Almost nine months ago, the Transportation Security Administration (TSA) disclosed plans to upgrade the nation's airport security system with data-mining technology designed to catch potential terrorists before they board commercial flights. The second-generation Computer Assisted Passenger Prescreening System (CAPPS II) would scan government and private-sector databases for criminal, financial and other information and ferret out high-risk passengers using a color-coded "risk score." As details emerged, however, the program became embroiled in controversy. Senator Ron Wyden, instrumental in exposing the privacy threat posed by John Poindexter's Total Information Awareness (TIA) project, led a backlash in Congress that challenged the TSA's authority to create such a system. The Senate Appropriations Committee denied funding for the CAPPS II program pending a privacy-impact study from the General Accounting Office.
Meanwhile, thanks to a series of suits by the ACLU and the Electronic Privacy Information Center (EPIC), documents emerged showing that dozens of innocent passengers--including American Muslims, South Asians and senior citizens--were being harassed, detained and even strip-searched by National Guard, airport security and local law-enforcement officials because of a secret no-fly list, the existence of which the TSA had previously denied. TSA administrator James Loy repeatedly promised that CAPPS II would not move forward until all privacy concerns were addressed, and the Department of Homeland Security hired a chief privacy officer to make sure all programs measured up to existing privacy laws. At the end of July, the TSA made several concessions to critics, calling for a Passenger Advocate Office to assist passengers mistakenly flagged as high risk under the program.

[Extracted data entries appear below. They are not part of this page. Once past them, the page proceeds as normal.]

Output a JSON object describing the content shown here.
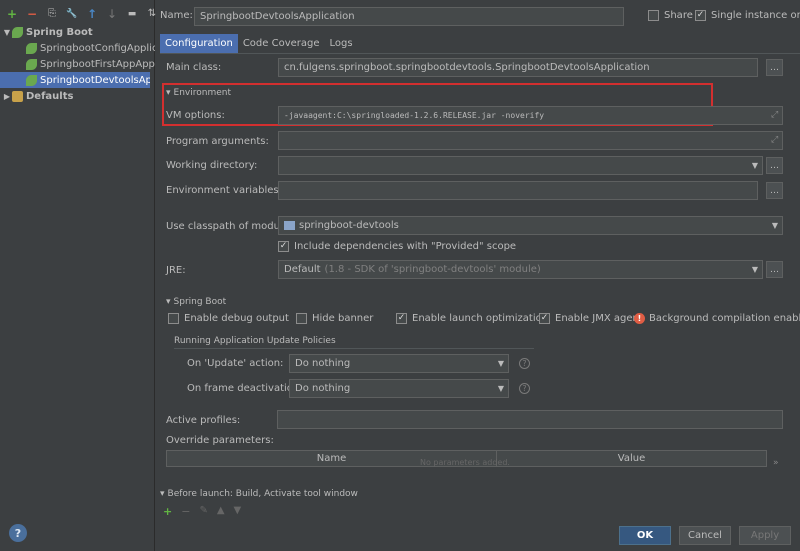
{
  "left_toolbar": {
    "icons": [
      "+",
      "−",
      "⎘",
      "🔧",
      "↑",
      "↓",
      "▬",
      "⇅"
    ]
  },
  "tree": {
    "group_spring_boot": "Spring Boot",
    "items": [
      "SpringbootConfigApplic",
      "SpringbootFirstAppAppl",
      "SpringbootDevtoolsApp"
    ],
    "group_defaults": "Defaults"
  },
  "header": {
    "name_label": "Name:",
    "name_value": "SpringbootDevtoolsApplication",
    "share_label": "Share",
    "single_instance_label": "Single instance only"
  },
  "tabs": [
    "Configuration",
    "Code Coverage",
    "Logs"
  ],
  "form": {
    "main_class_label": "Main class:",
    "main_class_value": "cn.fulgens.springboot.springbootdevtools.SpringbootDevtoolsApplication",
    "environment_section": "Environment",
    "vm_options_label": "VM options:",
    "vm_options_value": "-javaagent:C:\\springloaded-1.2.6.RELEASE.jar -noverify",
    "program_args_label": "Program arguments:",
    "working_dir_label": "Working directory:",
    "env_vars_label": "Environment variables:",
    "classpath_label": "Use classpath of module:",
    "classpath_value": "springboot-devtools",
    "include_deps_label": "Include dependencies with \"Provided\" scope",
    "jre_label": "JRE:",
    "jre_value": "Default",
    "jre_detail": "(1.8 - SDK of 'springboot-devtools' module)"
  },
  "spring_boot": {
    "section": "Spring Boot",
    "debug_output": "Enable debug output",
    "hide_banner": "Hide banner",
    "launch_opt": "Enable launch optimization",
    "jmx_agent": "Enable JMX agent",
    "bg_compilation": "Background compilation enabled",
    "policies_title": "Running Application Update Policies",
    "on_update_label": "On 'Update' action:",
    "on_update_value": "Do nothing",
    "on_frame_label": "On frame deactivation:",
    "on_frame_value": "Do nothing",
    "active_profiles_label": "Active profiles:",
    "override_label": "Override parameters:",
    "col_name": "Name",
    "col_value": "Value",
    "empty_text": "No parameters added."
  },
  "before_launch": {
    "label": "Before launch: Build, Activate tool window"
  },
  "buttons": {
    "ok": "OK",
    "cancel": "Cancel",
    "apply": "Apply"
  },
  "colors": {
    "accent": "#4b6eaf",
    "highlight_box": "#d32f2f"
  }
}
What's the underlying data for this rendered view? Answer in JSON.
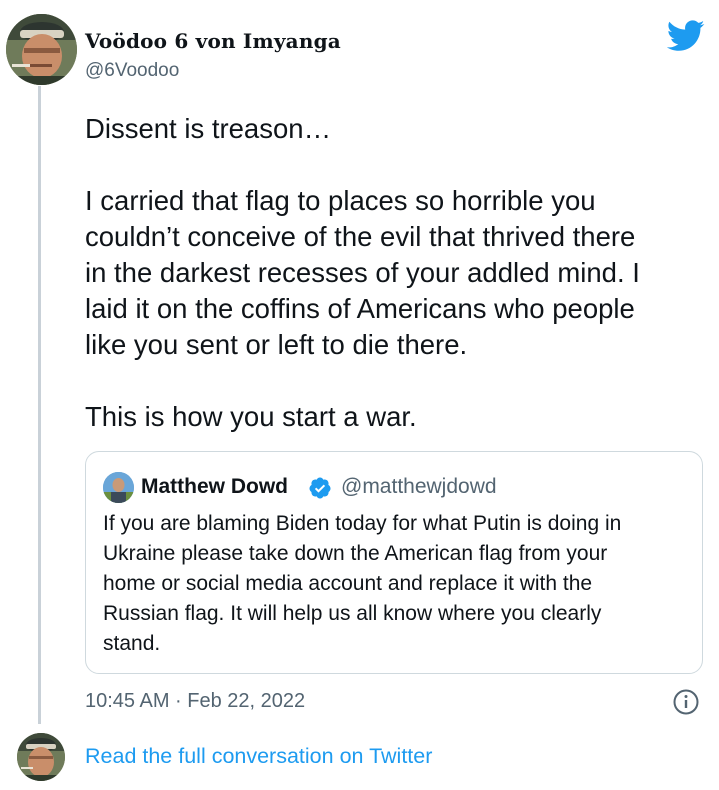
{
  "author": {
    "display_name": "Voödoo 6 von Imyanga",
    "handle": "@6Voodoo"
  },
  "tweet": {
    "lines": [
      "Dissent is treason…",
      "",
      "I carried that flag to places so horrible you",
      "couldn’t conceive of the evil that thrived there",
      "in the darkest recesses of your addled mind. I",
      "laid it on the coffins of Americans who people",
      "like you sent or left to die there.",
      "",
      "This is how you start a war."
    ],
    "timestamp": "10:45 AM · Feb 22, 2022"
  },
  "quote": {
    "display_name": "Matthew Dowd",
    "handle": "@matthewjdowd",
    "verified": true,
    "lines": [
      "If you are blaming Biden today for what Putin is doing in",
      "Ukraine please take down the American flag from your",
      "home or social media account and replace it with the",
      "Russian flag. It will help us all know where you clearly",
      "stand."
    ]
  },
  "footer": {
    "read_more_label": "Read the full conversation on Twitter"
  },
  "icons": {
    "brand": "twitter-bird-icon",
    "verified": "verified-badge-icon",
    "info": "info-icon"
  },
  "colors": {
    "link": "#1d9bf0",
    "text": "#0f1419",
    "secondary": "#536471",
    "border": "#cfd9de",
    "thread_line": "#c9d1d8"
  }
}
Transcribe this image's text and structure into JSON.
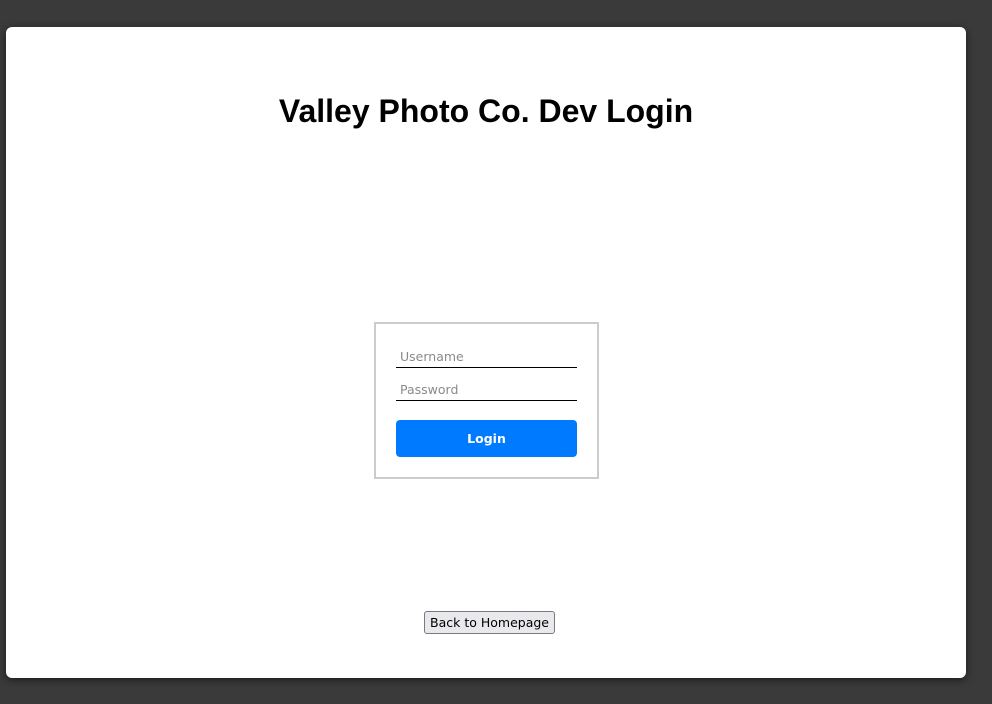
{
  "page": {
    "title": "Valley Photo Co. Dev Login"
  },
  "login_form": {
    "username": {
      "value": "",
      "placeholder": "Username"
    },
    "password": {
      "value": "",
      "placeholder": "Password"
    },
    "submit_label": "Login"
  },
  "back_button": {
    "label": "Back to Homepage"
  },
  "colors": {
    "accent": "#007bff",
    "box_border": "#cccccc",
    "desktop_background": "#3a3a3a"
  }
}
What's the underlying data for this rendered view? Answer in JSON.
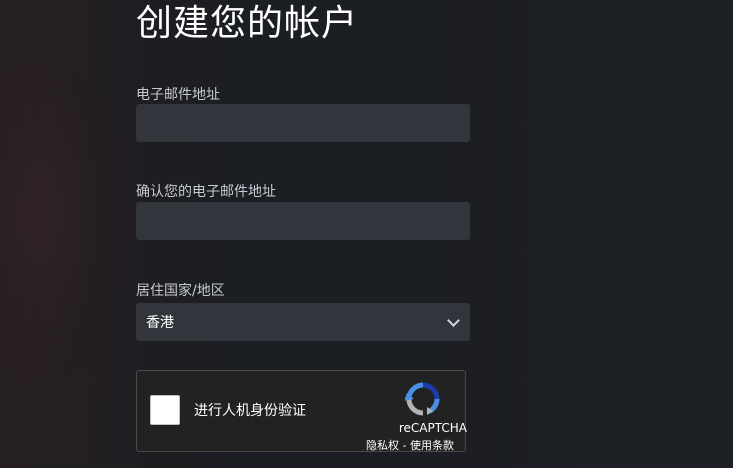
{
  "page": {
    "title": "创建您的帐户"
  },
  "form": {
    "email_label": "电子邮件地址",
    "email_value": "",
    "confirm_email_label": "确认您的电子邮件地址",
    "confirm_email_value": "",
    "country_label": "居住国家/地区",
    "country_selected": "香港"
  },
  "recaptcha": {
    "checkbox_label": "进行人机身份验证",
    "brand": "reCAPTCHA",
    "privacy_link": "隐私权",
    "separator": " - ",
    "terms_link": "使用条款",
    "logo_icon": "recaptcha-icon"
  },
  "colors": {
    "background": "#1b1e23",
    "input_background": "#32353c",
    "label_text": "#c6cbd2",
    "title_text": "#ffffff",
    "recaptcha_blue": "#4a90e2",
    "recaptcha_gray": "#b3b3b3"
  }
}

But in mid-September, the furor reignited when a lone privacy advocate uncovered a disturbing document regarding New York-based JetBlue Airways, which has been in talks with the TSA to participate in testing the CAPPS II program. According to the document, JetBlue secretly provided 5 million passenger-name records, involving some 1.5 million passengers, to a Huntsville, Alabama-based defense contractor called Torch Concepts, which government officials say was participating in a military base security program for the Defense Department. One of Torch Concepts' vendors, Little Rock-based Acxiom Corporation, then used the JetBlue data to extrapolate Social Security numbers and other private information on almost half these customers, according to the document, which was a Torch Concepts presentation on passenger risk assessment. The TSA admitted that it helped facilitate the JetBlue relationship with Torch Concepts but claimed that the firm was not a TSA contractor and had nothing to do with the development of CAPPS II. However, TSA officials told The Nation that Acxiom is a subcontractor to Lockheed Martin, the main contractor on the CAPPS II project.
What is interesting about this is that the TSA has repeatedly claimed that its screening system would require access only to the travel itineraries, names, addresses, dates of birth and phone numbers of passengers. The JetBlue scandal shows that passengers could lose control of a great deal more personal information.
"For me it was totally consistent with what I've seen in my research of the privacy practices of the travel industry in the USA," said privacy advocate Edward Hasbrouck, who uncovered the original document and leaked it to Wired News.
A December 2002 Defense Department report on security and privacy, which can be found on the Defense Advanced Research Projects Agency website (www.darpa.mil.iao/secpriv.pdf ), cites the "stunning" amount of data that Acxiom is capable of gathering and suggests that the government may be able to cull data from Acxiom without the firm even knowing about it.
Acxiom, one of the nation's largest data-mining companies, has actively sought federal contracts related to homeland security in the past two years. In December 2001 Acxiom hired Gen. Wesley Clark, now a Democratic presidential candidate, as a lobbyist and board member to help procure government contracts.
Washington-based EPIC earlier this year filed suit in an effort to connect the dots between the CAPPS II program and the TIA program. Now EPIC has filed a complaint with the Federal Trade Commission alleging that JetBlue and Acxiom violated consumer-protection laws when they disclosed the information to Torch Concepts. EPIC has also filed Freedom of Information Act requests with the Defense Department, the Federal Aviation Administration and the TSA to get to the bottom of the JetBlue imbroglio. Until the TSA, JetBlue, Torch Concepts and Acxiom come clean, there can be no confidence that CAPPS II will make Americans either safe or free.